Gaius lives on the fringes of Acavii Territory and his town has low food resources, but high metal and weapon crafting services. So we're doing him a solid, and he knows this because of his Wants & Needs system.
Our town has plenty of food so we can spare it.

This puts us on even footing with Gaius. 9 compared to 9 for a trade that's slightly in his favor over ours, because we offered no money and he's eating the caravan costs.
After we End Turn, he accepts. We each gain 9 points of Positive Relationship, because it's not a lopsided scale, everybody wins, we have shaken hands on a deal that brings our relationship closer together.
You could of course skip all of this and just Greet, Offer Trade, and that's it.
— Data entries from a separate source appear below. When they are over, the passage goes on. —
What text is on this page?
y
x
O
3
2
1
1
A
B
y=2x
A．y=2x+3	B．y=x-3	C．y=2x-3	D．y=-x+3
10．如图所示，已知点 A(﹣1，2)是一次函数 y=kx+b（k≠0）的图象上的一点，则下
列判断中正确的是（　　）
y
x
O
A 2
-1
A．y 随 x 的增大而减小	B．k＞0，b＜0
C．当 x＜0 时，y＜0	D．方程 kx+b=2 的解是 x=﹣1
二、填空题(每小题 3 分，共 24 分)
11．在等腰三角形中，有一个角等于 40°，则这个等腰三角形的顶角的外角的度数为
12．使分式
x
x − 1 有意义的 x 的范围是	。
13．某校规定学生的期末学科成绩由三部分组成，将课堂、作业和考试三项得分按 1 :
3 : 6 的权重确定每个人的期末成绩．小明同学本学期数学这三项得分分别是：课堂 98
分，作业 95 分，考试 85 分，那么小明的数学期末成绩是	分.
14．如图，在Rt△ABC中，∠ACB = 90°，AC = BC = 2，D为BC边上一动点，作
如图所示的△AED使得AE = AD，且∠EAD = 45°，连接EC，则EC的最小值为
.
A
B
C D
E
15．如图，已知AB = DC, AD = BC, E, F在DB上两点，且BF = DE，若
Just pay for it and forget about it.
But Negotiation will help ensure you get what you want at better prices, and also improve relations.
There are other paths here which involve making Demands, issuing Threats, and hurling curses -- these are an aggressive path that increase your Threat (and their fear of you) and lowers their relationship.
Sometimes its better to be feared than loved. >:D
This system is still a long ways away from done, but it solves a core issue with any Procedurally Generated Narrative Game -- how do you tell a character based story without needing a highly advanced Artificial Intelligence writing your dialogue for the myriad of conditions?
Here we've distilled it down from a crazy system of string replacement and giant text libraries of generic responses, and instead built a simplistic but satisfying machine to carry that burden for us with abstraction -- which remains game-play relevant and powerful.


I'm most excited to have religious debates between the various faith systems, and political discussions around the merits of War & Peace between factions. You can build rapport with people from different cultures with gifts and shared beliefs, convert them to your side with persuasion, and convince them to join your own Faction.
There is a long, long road to getting there, but it's good to know that what started out as a major tech risk and possible hurdle now has enough design work put in that I am excited to work on it. It really shines a light on a dark qusetion mark looming over the project, so I'm glad that even through implementation & integration is further down the road, we have the art assets, we have the initial proof of concept, and we can proceed relying on that feature as a solid hook for our gameplay loop.
I hope you are all well, and let me know what you think of this month's progress!